The Reddit Data Pipeline Project is designed to stream data from Reddit using Python, process it through Apache Kafka, analyze it with Apache Spark, and orchestrate the entire pipeline using Docker. This project aims to demonstrate real-time data processing and analytics capabilities.
- Real-Time Data Streaming: Streams live data from Reddit.
- Message Brokering with Kafka: Efficient handling and queuing of streaming data.
- Data Processing with Spark: Real-time data analysis and processing.
- Dockerized Environment: Each component runs in a Docker container for easy setup and deployment.
Before you begin, ensure you have the following installed:
- Docker and Docker Compose
- Git (for version control)
-
Clone the Repository:
git clone https://github.com/YelamanKarassay/RedditDataPipelineProject.git cd RedditDataPipelineProject
-
Set up Environment Variables:
- Copy the
.env.example
file to a new file named.env
. - Fill in your Reddit API credentials and other necessary environment variables.
- Copy the
-
Build and Run with Docker Compose:
docker-compose up --build
Once the system is running:
- The Reddit Streaming Application will start streaming posts and comments from the specified criteria.

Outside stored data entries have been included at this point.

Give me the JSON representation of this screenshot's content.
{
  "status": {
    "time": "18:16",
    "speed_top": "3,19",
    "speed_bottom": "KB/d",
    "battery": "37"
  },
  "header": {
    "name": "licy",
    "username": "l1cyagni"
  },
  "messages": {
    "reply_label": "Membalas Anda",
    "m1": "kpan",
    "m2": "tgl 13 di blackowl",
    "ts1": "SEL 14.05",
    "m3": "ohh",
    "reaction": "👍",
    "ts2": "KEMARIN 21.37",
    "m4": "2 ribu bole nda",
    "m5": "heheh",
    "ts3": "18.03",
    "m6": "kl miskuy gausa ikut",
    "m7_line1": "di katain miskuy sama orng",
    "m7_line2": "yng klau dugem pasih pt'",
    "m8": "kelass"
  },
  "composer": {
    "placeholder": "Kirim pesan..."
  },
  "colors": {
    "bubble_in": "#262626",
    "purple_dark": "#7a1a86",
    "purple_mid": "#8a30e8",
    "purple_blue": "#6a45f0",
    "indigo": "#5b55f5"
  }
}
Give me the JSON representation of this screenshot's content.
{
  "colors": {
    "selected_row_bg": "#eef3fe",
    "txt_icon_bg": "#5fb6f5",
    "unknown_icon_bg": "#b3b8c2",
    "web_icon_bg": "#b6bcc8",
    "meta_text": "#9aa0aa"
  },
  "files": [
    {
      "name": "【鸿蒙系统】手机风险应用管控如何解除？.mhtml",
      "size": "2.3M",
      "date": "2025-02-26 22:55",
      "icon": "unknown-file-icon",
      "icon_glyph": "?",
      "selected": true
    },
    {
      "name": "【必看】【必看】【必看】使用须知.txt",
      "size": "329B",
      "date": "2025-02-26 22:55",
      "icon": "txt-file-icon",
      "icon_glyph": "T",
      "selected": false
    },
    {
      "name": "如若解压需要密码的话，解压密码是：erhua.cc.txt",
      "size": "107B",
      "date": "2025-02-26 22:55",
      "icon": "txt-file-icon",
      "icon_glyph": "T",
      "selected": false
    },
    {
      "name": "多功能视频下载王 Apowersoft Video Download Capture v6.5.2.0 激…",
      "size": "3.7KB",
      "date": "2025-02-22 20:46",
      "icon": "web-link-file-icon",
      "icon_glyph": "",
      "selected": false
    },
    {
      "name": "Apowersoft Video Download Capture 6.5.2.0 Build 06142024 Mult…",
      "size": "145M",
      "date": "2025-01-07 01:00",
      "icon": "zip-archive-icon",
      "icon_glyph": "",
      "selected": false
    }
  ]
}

- Kafka will queue these messages, which will then be processed by the Spark application.
- The processed data can be viewed in the logs or extended to be stored in a database or displayed on a dashboard.
Refer to the architecture.md file for a detailed description of the project's architecture.
Contributions to the project are welcome. Please follow the standard fork, branch, and pull request workflow.
This project is licensed under the LICENSE.md - see the LICENSE file for details.
- Reddit API for providing the data source.
- Open-source communities of Apache Kafka, Apache Spark, and Docker for their invaluable resources.